Attic opens to a scene, funnily enough, of an attic. A young man rummages through forgotten treasures and starts reading a book by torchlight. Magically the room comes alive with other people who emerge from strange places. Excitedly they dig around the dress up clothes and run off to change into their new garments. Before you know it, three young men are throwing each other around and creating a human column.
After some more tumbling and climbing, the performers take turns at throwing golden hula-hoops at one lass until she finds herself twirling a good dozen or so hoops.
The theme of hidden treasures in the attic is maintained throughout the show. A golden box contains socks for example, which come in very handy for the swing routine. A red feather boa draped on a hat stand becomes a young man’s fantasy similar to when Tom Cruise was home alone in Risky Business. A routine with a slinky and a set of old books was quaint and whimsical.

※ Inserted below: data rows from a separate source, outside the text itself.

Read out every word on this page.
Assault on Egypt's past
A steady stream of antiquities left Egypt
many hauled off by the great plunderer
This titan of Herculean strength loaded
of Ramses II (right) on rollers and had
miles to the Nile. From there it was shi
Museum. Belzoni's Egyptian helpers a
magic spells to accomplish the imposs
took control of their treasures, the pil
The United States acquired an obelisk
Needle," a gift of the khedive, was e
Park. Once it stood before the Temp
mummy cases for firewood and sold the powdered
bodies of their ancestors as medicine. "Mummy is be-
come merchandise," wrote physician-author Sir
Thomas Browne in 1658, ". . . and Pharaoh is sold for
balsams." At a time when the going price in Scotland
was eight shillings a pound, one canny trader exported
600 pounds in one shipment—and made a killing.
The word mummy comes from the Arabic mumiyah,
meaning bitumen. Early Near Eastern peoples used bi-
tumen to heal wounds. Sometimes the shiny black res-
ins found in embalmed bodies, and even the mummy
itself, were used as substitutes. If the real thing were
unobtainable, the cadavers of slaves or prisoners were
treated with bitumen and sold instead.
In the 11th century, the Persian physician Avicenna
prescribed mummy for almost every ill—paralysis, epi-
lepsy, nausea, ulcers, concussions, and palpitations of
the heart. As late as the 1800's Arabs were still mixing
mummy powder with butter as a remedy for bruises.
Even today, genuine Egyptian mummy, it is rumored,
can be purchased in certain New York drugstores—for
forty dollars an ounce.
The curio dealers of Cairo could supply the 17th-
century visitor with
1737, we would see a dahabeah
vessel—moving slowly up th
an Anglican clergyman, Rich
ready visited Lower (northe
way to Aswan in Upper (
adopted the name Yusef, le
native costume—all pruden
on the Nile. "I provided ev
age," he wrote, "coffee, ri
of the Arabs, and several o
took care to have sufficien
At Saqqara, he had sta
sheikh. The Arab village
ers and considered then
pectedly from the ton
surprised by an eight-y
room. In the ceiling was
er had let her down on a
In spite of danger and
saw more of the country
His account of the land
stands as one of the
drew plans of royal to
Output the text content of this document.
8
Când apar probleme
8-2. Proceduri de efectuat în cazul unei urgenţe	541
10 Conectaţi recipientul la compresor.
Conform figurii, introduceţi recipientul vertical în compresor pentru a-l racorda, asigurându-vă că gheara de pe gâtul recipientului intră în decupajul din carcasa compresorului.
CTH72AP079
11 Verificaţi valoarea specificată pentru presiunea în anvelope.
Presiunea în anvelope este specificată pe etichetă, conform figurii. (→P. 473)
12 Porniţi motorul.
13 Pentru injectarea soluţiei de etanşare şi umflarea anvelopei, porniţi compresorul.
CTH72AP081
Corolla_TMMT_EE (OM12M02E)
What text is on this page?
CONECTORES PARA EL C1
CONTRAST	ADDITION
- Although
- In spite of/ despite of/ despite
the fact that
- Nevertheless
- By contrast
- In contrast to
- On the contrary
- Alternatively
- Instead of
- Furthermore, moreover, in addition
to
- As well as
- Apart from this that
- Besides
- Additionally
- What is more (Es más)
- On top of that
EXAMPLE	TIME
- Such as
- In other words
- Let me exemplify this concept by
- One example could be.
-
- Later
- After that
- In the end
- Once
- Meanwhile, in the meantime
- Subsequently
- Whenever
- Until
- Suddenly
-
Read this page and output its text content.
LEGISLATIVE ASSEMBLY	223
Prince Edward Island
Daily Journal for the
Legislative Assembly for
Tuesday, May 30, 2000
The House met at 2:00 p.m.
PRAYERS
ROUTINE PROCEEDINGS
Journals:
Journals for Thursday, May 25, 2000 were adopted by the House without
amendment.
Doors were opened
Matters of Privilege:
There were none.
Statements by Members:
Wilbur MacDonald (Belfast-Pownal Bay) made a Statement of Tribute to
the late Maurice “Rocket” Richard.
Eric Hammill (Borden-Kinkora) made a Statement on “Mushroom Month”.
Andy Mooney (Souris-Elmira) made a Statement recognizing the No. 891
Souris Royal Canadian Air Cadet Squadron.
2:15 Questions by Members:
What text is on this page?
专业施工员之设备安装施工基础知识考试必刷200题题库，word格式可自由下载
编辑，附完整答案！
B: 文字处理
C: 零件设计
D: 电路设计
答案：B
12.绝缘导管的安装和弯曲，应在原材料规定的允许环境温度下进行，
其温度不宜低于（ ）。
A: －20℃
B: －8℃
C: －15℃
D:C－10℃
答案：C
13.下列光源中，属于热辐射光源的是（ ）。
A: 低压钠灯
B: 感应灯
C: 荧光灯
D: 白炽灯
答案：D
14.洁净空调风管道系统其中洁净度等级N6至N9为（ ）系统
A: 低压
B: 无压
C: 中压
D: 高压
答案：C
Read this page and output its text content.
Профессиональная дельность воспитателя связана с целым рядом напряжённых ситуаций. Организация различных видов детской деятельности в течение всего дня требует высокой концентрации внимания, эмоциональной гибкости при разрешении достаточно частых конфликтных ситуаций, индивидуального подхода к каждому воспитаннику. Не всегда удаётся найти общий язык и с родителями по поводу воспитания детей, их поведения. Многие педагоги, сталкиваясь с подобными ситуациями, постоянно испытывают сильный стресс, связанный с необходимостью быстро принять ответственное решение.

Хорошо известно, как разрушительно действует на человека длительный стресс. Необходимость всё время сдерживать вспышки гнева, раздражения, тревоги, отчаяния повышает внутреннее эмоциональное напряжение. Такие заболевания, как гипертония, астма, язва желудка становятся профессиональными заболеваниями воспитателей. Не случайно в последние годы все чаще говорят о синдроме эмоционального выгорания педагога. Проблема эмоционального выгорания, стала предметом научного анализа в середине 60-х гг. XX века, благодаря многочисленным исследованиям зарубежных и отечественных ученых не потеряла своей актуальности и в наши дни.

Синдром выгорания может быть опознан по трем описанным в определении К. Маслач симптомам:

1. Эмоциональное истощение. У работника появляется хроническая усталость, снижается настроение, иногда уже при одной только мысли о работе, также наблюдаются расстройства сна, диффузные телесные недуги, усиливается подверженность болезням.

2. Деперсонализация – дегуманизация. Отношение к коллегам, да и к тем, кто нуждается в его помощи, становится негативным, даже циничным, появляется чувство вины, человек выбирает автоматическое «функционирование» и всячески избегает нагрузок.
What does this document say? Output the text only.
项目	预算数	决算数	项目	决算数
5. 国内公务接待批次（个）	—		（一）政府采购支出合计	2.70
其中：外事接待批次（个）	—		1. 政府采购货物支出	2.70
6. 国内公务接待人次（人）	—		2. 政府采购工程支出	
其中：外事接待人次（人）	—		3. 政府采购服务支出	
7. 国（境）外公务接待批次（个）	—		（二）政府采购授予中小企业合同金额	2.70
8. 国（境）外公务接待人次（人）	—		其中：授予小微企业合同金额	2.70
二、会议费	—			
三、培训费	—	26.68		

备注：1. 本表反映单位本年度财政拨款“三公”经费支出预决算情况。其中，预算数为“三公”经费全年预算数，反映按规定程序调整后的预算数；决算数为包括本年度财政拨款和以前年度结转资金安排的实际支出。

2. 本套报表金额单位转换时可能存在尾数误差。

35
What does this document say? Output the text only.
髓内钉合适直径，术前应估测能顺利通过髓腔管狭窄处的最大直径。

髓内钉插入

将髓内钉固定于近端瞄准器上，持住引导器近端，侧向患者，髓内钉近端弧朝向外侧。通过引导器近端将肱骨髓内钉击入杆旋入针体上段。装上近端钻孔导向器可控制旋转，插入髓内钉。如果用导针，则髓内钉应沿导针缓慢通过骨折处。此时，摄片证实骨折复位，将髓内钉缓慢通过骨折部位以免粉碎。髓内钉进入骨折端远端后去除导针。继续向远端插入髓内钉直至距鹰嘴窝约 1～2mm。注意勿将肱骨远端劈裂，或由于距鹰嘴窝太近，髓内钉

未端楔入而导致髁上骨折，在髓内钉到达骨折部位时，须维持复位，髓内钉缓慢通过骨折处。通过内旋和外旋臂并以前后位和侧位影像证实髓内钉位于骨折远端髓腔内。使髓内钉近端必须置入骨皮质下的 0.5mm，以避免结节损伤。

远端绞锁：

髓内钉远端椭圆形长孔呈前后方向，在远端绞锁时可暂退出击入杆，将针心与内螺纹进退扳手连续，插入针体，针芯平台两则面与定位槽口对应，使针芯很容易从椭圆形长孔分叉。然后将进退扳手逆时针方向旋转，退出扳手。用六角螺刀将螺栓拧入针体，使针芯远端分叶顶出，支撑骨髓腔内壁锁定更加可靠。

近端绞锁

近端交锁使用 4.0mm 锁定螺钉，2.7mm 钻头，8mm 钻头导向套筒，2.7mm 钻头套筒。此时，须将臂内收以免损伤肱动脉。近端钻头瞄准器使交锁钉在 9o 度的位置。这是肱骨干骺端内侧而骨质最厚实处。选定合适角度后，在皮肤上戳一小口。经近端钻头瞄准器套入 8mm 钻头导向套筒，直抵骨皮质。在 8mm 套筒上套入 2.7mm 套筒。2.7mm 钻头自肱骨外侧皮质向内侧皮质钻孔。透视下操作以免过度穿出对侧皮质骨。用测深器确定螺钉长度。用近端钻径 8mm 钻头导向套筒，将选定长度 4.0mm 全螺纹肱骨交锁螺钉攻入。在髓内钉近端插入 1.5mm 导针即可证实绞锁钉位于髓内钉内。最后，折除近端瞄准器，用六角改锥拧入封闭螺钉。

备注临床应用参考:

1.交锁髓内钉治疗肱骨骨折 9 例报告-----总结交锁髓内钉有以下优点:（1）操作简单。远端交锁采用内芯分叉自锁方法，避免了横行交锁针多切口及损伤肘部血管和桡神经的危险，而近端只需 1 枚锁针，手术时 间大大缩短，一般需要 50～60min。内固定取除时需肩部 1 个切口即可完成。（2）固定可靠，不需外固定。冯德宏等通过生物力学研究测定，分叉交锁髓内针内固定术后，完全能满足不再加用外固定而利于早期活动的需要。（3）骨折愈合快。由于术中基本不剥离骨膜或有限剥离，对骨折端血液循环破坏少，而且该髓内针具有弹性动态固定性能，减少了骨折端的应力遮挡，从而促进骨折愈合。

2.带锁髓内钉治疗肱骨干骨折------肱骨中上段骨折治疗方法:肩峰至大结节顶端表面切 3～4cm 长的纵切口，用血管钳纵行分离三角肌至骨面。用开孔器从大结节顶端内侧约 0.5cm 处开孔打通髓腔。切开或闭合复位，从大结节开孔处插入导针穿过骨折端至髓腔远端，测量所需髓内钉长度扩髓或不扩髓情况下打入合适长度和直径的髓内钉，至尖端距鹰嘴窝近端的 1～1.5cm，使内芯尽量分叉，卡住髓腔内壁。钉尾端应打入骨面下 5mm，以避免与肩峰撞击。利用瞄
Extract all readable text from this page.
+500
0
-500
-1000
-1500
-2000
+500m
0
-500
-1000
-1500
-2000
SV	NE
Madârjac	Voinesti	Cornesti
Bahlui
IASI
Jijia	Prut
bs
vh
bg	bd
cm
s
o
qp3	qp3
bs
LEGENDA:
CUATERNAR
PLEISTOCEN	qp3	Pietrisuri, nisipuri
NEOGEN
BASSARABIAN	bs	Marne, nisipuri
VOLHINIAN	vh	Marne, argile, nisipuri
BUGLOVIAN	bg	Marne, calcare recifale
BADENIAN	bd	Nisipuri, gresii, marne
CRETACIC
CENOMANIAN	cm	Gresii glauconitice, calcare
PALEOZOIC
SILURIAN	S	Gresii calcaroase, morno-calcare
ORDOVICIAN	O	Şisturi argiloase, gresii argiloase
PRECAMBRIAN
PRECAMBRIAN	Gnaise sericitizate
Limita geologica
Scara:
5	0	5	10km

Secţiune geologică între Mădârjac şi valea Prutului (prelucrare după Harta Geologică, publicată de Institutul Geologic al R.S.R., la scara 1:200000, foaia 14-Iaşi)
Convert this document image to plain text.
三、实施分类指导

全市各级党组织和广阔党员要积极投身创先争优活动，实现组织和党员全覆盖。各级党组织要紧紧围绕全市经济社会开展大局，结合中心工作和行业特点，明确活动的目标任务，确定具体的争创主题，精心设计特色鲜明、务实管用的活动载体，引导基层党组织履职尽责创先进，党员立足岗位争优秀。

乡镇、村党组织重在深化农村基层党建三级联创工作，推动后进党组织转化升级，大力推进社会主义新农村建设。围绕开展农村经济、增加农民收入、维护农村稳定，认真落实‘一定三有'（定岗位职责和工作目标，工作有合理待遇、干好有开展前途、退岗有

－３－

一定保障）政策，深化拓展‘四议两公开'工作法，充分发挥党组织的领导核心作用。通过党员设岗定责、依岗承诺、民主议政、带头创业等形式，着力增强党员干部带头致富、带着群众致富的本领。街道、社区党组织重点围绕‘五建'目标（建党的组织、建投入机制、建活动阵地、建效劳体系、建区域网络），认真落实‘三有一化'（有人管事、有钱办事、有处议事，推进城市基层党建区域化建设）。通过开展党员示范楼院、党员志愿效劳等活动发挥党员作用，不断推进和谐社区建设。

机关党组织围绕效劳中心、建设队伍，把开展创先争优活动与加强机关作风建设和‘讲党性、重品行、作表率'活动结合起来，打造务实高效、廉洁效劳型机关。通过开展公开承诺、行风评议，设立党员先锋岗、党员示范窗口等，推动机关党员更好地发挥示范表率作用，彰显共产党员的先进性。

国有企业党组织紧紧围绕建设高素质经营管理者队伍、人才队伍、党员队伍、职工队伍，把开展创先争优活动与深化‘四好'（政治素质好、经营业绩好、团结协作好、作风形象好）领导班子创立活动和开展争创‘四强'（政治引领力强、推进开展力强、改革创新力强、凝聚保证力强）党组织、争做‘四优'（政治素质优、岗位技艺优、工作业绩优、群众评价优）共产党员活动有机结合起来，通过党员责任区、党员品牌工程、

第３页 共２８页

Remember when you used to jump on your bed whenever you could. These performers from “Outside the Lines” push that boundary to jumping off a see-saw onto a bed. It’s all good fun and a lot of thought has gone into the small details that hold the show together.
Despite a couple of first performance nerves and hiccups, the performers were energetic and entertaining. The kids in the audience enjoyed it as much as the adults. Attic is a fun show from a promising young troupe.
Attic plays at Tandanya for the Adelaide Fringe until March 5th. The reviewer attended the performance on February 26th.